"O Brasil precisa voltar ao básico e proteger sua indústria de base", alerta Claudio de Senna Frederico
01/09/2025
Vice-presidente da ANTP, e atuante no surgimento do Metrô de SP nos anos 1970, analisa decisões internacionais e critica postura ingênua do país em processos de compra
Atualmente vice-presidente da Associação Nacional de Transportes Públicos (ANTP) , Claudio de Senna Frederico relembra um capítulo emblemático da história da mobilidade urbana: a parceria entre o Metrô de São Paulo e a indústria ferroviária nacional começando pela Mafersa e depois também com a Cobrasma, que chegou a ser a maior fabricante de material ferroviário da América Latina. As empresas construíram os primeiros trens elétricos de aço inoxidável para os metrôs de São Paulo e depois do Rio de Janeiro. Produziram depois um trólebus e ônibus, demonstrando a capacidade da indústria nacional de atender diferentes frentes do transporte público. Mesmo tendo a Cobrasma encerrado suas atividades em 1996, e a Mafersa tendo sido comprada pela Alstom simbolizam como a proteção e o incentivo governamental foram decisivos para estruturar uma indústria de base.
É nesse contexto que Frederico, que estruturou a operação do Metrô de São Paulo nos anos 1970, comenta reportagem da revista Metro Report International, publicada em 22 de agosto de 2025, que destacou a decisão da Toronto Transit Commission (TTC) de cancelar um processo internacional de licitação para a compra de 70 trens e contratar diretamente a Alstom, garantindo conteúdo nacional mínimo. Detalhe: a Alstom está presente no Canadá há mais de 80 anos, atuando em diversas áreas de transporte. Para Cláudio Frederico o episódio é um alerta para que o Brasil reveja seus processos de aquisição e recupere a visão estratégica de apoiar sua indústria.
Cláudio explicou sua posição em entrevista a Alexandre Pelegi .
Alexandre Pelegi/Diário do Transporte - Como você avalia a decisão de Toronto de cancelar um processo internacional de licitação e contratar diretamente com uma indústria canadense?
Claudio Frederico - Essa decisão mostra que o Canadá entendeu o momento histórico que vivemos. A TTC exigiu que, além de fornecer trens de última geração, a indústria escolhida maximizasse empregos canadenses, garantisse conteúdo local e tivesse preços avaliados de forma independente. Trata-se de um movimento estratégico, alinhado à necessidade de proteger a indústria nacional diante das tarifas discricionárias impostas pelos Estados Unidos.
Alexandre Pelegi/Diário do Transporte - Você costuma lembrar o exemplo da implantação do Metrô de São Paulo. O que havia de diferente naquela época?

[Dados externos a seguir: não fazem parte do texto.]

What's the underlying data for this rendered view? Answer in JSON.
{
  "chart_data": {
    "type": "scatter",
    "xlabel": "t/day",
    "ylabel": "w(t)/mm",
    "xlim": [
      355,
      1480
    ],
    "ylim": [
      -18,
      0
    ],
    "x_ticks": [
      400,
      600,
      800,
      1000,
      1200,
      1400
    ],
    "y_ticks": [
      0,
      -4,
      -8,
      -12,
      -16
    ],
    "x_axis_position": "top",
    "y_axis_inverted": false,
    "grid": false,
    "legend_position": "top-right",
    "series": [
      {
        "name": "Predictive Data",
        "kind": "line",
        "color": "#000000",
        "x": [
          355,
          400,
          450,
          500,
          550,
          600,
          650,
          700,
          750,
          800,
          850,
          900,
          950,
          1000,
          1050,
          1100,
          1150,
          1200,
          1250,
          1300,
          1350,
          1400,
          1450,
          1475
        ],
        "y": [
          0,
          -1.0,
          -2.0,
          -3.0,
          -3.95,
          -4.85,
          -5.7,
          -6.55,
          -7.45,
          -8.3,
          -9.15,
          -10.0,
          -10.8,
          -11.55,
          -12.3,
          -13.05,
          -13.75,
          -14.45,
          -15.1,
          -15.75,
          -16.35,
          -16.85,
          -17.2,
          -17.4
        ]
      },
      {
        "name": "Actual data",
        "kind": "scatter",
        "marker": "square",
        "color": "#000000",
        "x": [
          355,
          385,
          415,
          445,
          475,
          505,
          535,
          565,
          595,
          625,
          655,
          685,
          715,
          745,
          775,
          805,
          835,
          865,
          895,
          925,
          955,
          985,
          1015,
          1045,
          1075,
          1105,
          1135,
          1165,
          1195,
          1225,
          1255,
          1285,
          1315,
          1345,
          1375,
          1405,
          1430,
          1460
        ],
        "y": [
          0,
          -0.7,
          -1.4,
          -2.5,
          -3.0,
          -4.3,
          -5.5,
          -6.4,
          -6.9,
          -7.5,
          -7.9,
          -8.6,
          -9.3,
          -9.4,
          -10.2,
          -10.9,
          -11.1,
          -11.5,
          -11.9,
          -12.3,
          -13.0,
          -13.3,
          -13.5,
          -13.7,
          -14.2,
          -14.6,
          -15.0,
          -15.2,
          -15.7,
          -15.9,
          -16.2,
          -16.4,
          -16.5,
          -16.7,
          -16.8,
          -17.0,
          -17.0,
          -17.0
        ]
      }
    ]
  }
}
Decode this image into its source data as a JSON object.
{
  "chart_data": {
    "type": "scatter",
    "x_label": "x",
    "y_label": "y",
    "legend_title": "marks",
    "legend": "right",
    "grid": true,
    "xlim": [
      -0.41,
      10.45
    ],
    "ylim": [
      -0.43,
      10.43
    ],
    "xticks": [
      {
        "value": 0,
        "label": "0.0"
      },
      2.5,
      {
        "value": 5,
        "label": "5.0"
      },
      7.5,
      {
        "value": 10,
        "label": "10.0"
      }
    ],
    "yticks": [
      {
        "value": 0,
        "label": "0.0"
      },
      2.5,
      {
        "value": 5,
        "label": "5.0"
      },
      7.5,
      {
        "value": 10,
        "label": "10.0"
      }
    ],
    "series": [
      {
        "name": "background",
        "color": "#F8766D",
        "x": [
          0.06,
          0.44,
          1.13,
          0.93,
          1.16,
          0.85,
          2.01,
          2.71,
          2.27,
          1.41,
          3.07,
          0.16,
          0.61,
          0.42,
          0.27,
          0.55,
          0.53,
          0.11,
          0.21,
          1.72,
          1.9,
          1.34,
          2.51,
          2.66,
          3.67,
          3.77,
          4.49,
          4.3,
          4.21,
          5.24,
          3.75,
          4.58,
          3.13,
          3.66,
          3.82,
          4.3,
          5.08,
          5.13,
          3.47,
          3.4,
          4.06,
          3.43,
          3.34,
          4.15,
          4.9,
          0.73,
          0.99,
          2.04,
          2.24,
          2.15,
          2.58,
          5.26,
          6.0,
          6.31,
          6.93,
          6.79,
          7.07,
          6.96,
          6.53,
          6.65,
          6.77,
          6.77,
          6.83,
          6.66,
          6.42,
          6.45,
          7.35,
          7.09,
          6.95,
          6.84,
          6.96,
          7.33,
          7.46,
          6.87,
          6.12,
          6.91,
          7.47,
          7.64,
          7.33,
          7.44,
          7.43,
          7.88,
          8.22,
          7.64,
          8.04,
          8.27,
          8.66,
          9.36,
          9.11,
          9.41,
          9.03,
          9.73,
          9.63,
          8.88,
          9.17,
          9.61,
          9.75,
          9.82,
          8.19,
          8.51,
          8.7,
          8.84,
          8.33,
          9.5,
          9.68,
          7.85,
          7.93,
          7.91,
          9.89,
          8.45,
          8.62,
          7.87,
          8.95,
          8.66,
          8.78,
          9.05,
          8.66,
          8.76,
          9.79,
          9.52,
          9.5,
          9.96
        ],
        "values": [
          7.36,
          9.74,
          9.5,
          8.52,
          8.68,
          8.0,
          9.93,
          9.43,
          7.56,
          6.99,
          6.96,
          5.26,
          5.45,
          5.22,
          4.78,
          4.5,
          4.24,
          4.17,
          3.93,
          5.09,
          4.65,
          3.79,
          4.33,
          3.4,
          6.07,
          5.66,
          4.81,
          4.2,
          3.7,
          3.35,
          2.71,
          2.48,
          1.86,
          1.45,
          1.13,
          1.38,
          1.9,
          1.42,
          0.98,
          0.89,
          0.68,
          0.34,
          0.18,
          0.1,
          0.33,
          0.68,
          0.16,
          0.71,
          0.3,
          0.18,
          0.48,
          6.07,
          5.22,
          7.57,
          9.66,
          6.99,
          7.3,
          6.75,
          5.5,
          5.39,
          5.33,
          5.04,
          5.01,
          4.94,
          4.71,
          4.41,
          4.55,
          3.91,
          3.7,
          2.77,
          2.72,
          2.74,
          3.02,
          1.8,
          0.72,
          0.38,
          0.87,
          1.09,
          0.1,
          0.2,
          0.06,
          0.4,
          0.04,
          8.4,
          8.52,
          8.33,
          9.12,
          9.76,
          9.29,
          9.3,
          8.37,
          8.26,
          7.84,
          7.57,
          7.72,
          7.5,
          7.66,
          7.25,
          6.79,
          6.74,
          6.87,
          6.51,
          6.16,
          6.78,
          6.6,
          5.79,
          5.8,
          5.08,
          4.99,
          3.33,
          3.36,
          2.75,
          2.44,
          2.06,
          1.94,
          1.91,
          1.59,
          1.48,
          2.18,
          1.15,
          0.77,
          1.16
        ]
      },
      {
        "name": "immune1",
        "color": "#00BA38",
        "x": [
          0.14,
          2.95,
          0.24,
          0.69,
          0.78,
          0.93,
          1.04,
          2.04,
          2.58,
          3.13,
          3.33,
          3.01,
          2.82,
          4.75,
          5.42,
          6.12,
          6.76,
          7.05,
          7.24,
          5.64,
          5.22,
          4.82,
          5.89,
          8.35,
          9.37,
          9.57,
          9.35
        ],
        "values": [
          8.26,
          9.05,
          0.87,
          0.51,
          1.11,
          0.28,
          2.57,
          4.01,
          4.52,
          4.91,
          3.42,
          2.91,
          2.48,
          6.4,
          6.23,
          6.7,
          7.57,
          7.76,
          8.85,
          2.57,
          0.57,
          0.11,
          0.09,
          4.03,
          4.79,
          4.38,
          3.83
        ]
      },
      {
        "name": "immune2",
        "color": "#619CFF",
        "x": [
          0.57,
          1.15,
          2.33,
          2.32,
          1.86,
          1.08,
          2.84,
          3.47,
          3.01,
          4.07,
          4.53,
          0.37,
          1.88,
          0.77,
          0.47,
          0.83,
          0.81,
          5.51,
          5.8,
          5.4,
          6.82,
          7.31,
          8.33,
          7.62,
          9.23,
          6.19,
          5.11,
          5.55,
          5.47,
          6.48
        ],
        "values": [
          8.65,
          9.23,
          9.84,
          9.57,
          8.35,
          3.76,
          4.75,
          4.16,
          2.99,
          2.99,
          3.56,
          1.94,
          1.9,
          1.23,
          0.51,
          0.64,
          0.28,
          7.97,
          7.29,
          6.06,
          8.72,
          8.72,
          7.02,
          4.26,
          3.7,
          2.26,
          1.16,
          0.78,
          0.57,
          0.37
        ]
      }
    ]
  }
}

Claudio Frederico - Quando criamos o primeiro metrô brasileiro, havia uma diretriz clara: além da correta aplicação dos recursos públicos, era prioridade transferir tecnologia e proteger a nascente indústria ferroviária nacional. Isso permitiu viabilizar uma base produtiva que ainda hoje existe, mesmo sofrendo para sobreviver. Essa visão estratégica, infelizmente, se perdeu ao longo do tempo.
Alexandre Pelegi/Diário do Transporte - E como você vê a postura atual do Brasil nesse cenário internacional?
Claudio Frederico - O mundo mudou. Vivemos uma era de barreiras agressivas e práticas protecionistas generalizadas, mas o Brasil insiste em um "fair play" que já não existe, típico de uma visão ingênua. Enquanto outros países defendem sua indústria e seus empregos, nós nos colocamos como debutantes no mercado global. Não se trata de bloquear novos produtos e sim de incentivar que seu fornecimento seja feito em parceria com indústrias localizadas aqui que absorvam o que tenham de novo e utilizando nossos técnicos.
Alexandre Pelegi/Diário do Transporte - Qual a consequência dessa postura para a economia nacional?
Claudio Frederico - O caso canadense mostra como a aplicação de C$ 70 bilhões (cerca de R$ 280 bilhões) em expansão metroviária não é apenas um investimento em transporte, mas também uma forma de fortalecer a economia local, gerar empregos e consolidar a indústria. Aqui, se não voltarmos ao básico de proteger nossa indústria de base, corremos o risco de perder definitivamente capacidade produtiva e empregos qualificados.
Os primeiros trens da Linha 1-Azul, comprados nos anos 1970, tinham estrutura em aço inox, tração em corrente contínua com tiristores (chopper), freios eletrônicos com sistema antideslizante (precursor do ABS) e operação automática (ATO/ATP). Contavam com cabines em todos os carros, climatização simples por ventiladores e insufladores, iluminação principal e de emergência, além de baterias para manter sistemas essenciais sem energia da rede. As portas possuíam guarnições macias e abertura de emergência, embora não impedissem riscos de arraste.